For three decades, Jones treated Feed the Children as his personal domain. Since his departure, the charity has refocused on its core mission and is once again fulfilling its intended purpose.
2. Coalition to Salute America’s Heroes and Help Hospitalized Veterans

Roger Chapin has had a lengthy career in the non-profit sector, founding more than 30 organizations focused on causes ranging from cancer research to veteran support. However, there are allegations that Chapin himself may have been the primary beneficiary of these endeavors.
The House Committee on Oversight and Government investigated his operations in 2007 and 2008 due to financial mismanagement in two of his initiatives. The Coalition to Salute America’s Heroes and Help Hospitalized Veterans were highly successful at fundraising, bringing in nearly $170 million between 2004 and 2006. Yet, only about 25% of these funds reached veterans, with the remainder covering salaries for Chapin and his associates, as well as other expenses.
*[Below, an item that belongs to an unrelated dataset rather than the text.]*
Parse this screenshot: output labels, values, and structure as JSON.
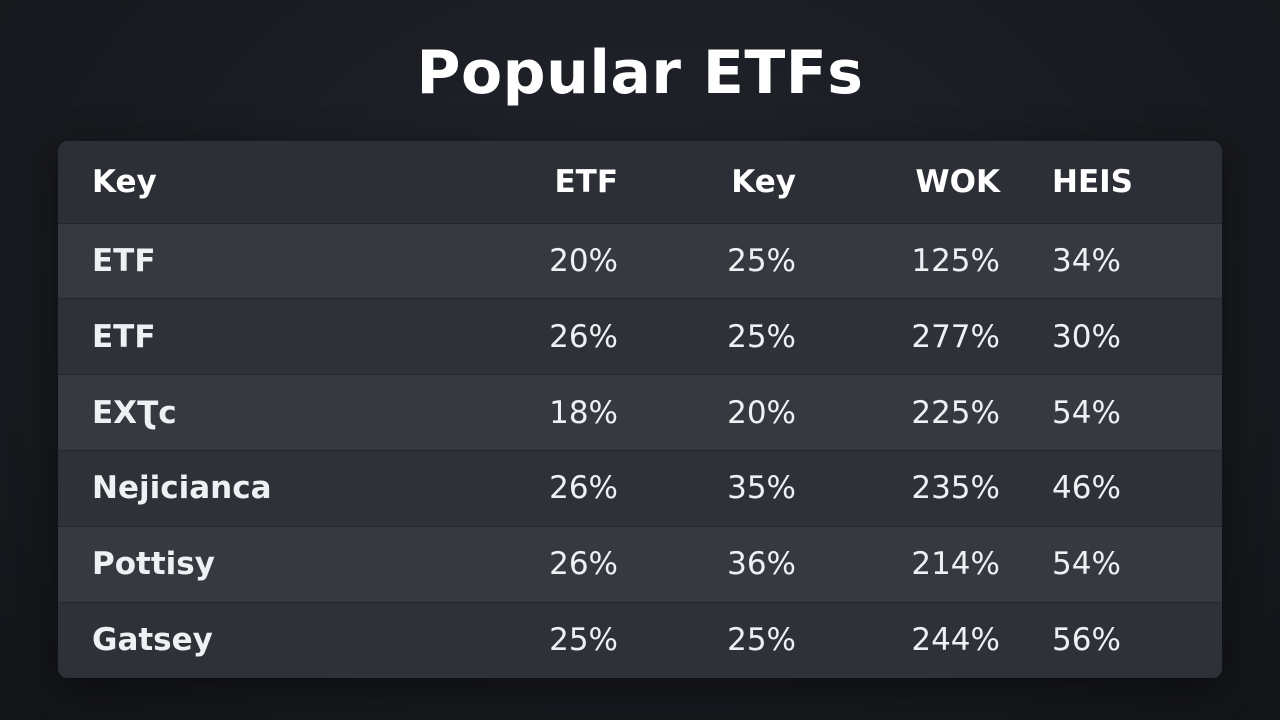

Chapin stepped down from Help Hospitalized Veterans in 2009. Despite prior scrutiny over inefficiencies, he awarded himself nearly $2 million from the charity’s funds as a retirement package.
While Chapin’s actions were not illegal, they were undeniably unethical.
1. New Era Philanthropy

In 1989, John Bennett Jr. established the Foundation for New Era Philanthropy, commonly referred to as New Era.
The concept behind New Era was straightforward: non-profits would deposit funds with the organization for a set period. Upon maturity, they would receive their original investment back, plus an equal amount contributed by an anonymous donor—effectively doubling their money. It sounded like a fantastic deal.
However, Bennett was using funds from new investors to pay returns to earlier participants, as there were no anonymous donors. In essence, it was a Ponzi scheme. This fraudulent operation continued for more than five years.
In 1996, Bennett was charged with 82 counts of fraud and served 12 years in prison.